Of course, in this case, when an overcurrent is generated due to a short state or reverse insertion of the device, the overcurrent is clamped by the overcurrent clamp unit 132 to protect the circuit.

In the second embodiment of the present invention, the same parts as in the first embodiment will be omitted.

The present invention enables testing while varying the system power in accordance with a power control signal applied from a CPU of the main board at the time of testing a semiconductor memory mounted in a socket for the memory test of the main board of the computer device.

The present invention is not limited to the above described embodiments, and various modifications and changes can be made by those skilled in the art, which are included in the spirit and scope of the present invention as defined in the appended claims.

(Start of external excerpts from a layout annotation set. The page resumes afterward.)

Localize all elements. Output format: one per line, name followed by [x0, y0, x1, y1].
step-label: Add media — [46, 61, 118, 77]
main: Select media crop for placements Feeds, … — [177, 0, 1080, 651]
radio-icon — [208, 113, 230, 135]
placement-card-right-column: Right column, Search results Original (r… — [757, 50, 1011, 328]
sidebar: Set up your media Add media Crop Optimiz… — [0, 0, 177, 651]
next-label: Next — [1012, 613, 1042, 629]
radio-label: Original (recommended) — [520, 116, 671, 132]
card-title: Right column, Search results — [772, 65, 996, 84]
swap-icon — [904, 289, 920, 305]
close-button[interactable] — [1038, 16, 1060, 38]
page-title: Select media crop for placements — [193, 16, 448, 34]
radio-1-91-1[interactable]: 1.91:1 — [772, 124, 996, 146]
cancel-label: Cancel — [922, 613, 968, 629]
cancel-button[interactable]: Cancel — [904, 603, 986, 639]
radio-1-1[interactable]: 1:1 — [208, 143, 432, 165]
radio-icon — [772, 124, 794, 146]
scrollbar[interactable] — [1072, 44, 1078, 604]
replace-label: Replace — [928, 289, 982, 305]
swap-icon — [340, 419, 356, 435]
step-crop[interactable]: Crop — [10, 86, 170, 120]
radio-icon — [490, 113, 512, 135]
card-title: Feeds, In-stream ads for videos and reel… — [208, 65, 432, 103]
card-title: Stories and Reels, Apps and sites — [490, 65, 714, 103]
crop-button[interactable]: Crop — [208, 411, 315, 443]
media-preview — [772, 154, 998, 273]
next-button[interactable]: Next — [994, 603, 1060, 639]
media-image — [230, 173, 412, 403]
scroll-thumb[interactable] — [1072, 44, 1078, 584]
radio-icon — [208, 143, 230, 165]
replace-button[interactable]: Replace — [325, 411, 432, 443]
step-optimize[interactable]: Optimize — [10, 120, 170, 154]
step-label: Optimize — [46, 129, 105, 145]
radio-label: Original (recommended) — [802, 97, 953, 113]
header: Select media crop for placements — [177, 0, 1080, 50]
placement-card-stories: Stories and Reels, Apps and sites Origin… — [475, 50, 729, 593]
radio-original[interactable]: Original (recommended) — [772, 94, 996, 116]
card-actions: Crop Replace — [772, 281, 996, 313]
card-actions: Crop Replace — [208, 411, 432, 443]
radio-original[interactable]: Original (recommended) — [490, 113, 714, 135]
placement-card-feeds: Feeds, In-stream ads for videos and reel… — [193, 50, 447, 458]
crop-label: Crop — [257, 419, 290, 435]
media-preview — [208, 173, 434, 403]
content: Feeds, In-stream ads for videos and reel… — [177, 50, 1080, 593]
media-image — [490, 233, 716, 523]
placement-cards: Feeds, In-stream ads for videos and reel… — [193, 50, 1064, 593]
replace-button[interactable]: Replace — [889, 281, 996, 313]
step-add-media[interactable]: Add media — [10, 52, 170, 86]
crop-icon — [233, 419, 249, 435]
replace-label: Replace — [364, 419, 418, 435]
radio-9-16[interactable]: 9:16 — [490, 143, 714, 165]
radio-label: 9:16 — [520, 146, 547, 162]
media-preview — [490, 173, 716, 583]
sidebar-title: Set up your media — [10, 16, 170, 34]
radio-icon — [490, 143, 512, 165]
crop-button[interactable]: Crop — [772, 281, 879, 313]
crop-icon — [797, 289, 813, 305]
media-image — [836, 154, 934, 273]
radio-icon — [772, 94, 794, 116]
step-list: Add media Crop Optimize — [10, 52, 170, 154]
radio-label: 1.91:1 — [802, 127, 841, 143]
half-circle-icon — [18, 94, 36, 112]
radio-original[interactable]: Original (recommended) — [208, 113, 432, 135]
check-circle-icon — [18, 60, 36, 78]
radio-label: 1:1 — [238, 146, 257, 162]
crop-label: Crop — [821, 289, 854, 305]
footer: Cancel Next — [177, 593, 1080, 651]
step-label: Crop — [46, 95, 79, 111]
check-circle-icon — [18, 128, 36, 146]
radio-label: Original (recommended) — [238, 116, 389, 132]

As described above, the present invention provides a test performance of a semiconductor memory by supplying a voltage supplied from a power supply of a computer device to a memory device by varying a voltage supplied from a power supply of the computer device when the memory device is tested using a main board of the computer device. It can be improved, and the circuit can be protected by clamping it when an overcurrent occurs.

Claims (8)

A semiconductor memory test apparatus configured to test whether a semiconductor memory is normal or defective by mounting a semiconductor memory in a socket provided on a main board of a computer device, and then supplying a predetermined voltage supplied from a power supply to the semiconductor memory. A power control means for adjusting the output voltage of the power supply to a predetermined range according to a power control signal provided from a CPU of the main board and supplying it to the semiconductor memory, and connected between the power control means and the semiconductor memory and overcurrent when an overcurrent occurs A power supply control module having an overcurrent clamp means for clamping the power supply; Interface means for supplying a power control signal output from the CPU of the main board to the power control module; The power control module is a semiconductor memory test device, characterized in that configured in the form of a card to be detachable to the socket installed on the main board, through the interface means. delete delete The method of claim 1, wherein the interface means A semiconductor memory test device characterized by an ISA slot or an RS232 connector or a parallel port or TCI or USB. A semiconductor memory test apparatus configured to test whether a semiconductor memory is normal or defective by mounting a semiconductor memory in a socket provided on a main board of a computer device, and then supplying a predetermined voltage supplied from a power supply to the semiconductor memory. Power control means for adjusting the voltage supplied from the power supply to a predetermined range according to a power control signal provided from the CPU of the main board and supplying the semiconductor memory to the semiconductor memory; and when the over current occurs between the power control means and the semiconductor memory. A power supply control module having an overcurrent clamp means for clamping the overcurrent; Interface means for supplying a power control signal output from the CPU of the main board to the power control module; And the power control module is configured externally to the computer device to receive a power control signal from a CPU through the interface means. delete delete The method of claim 5, wherein the interface means A semiconductor memory test device characterized by an ISA slot or an RS232 connector or a parallel port or TCI or USB.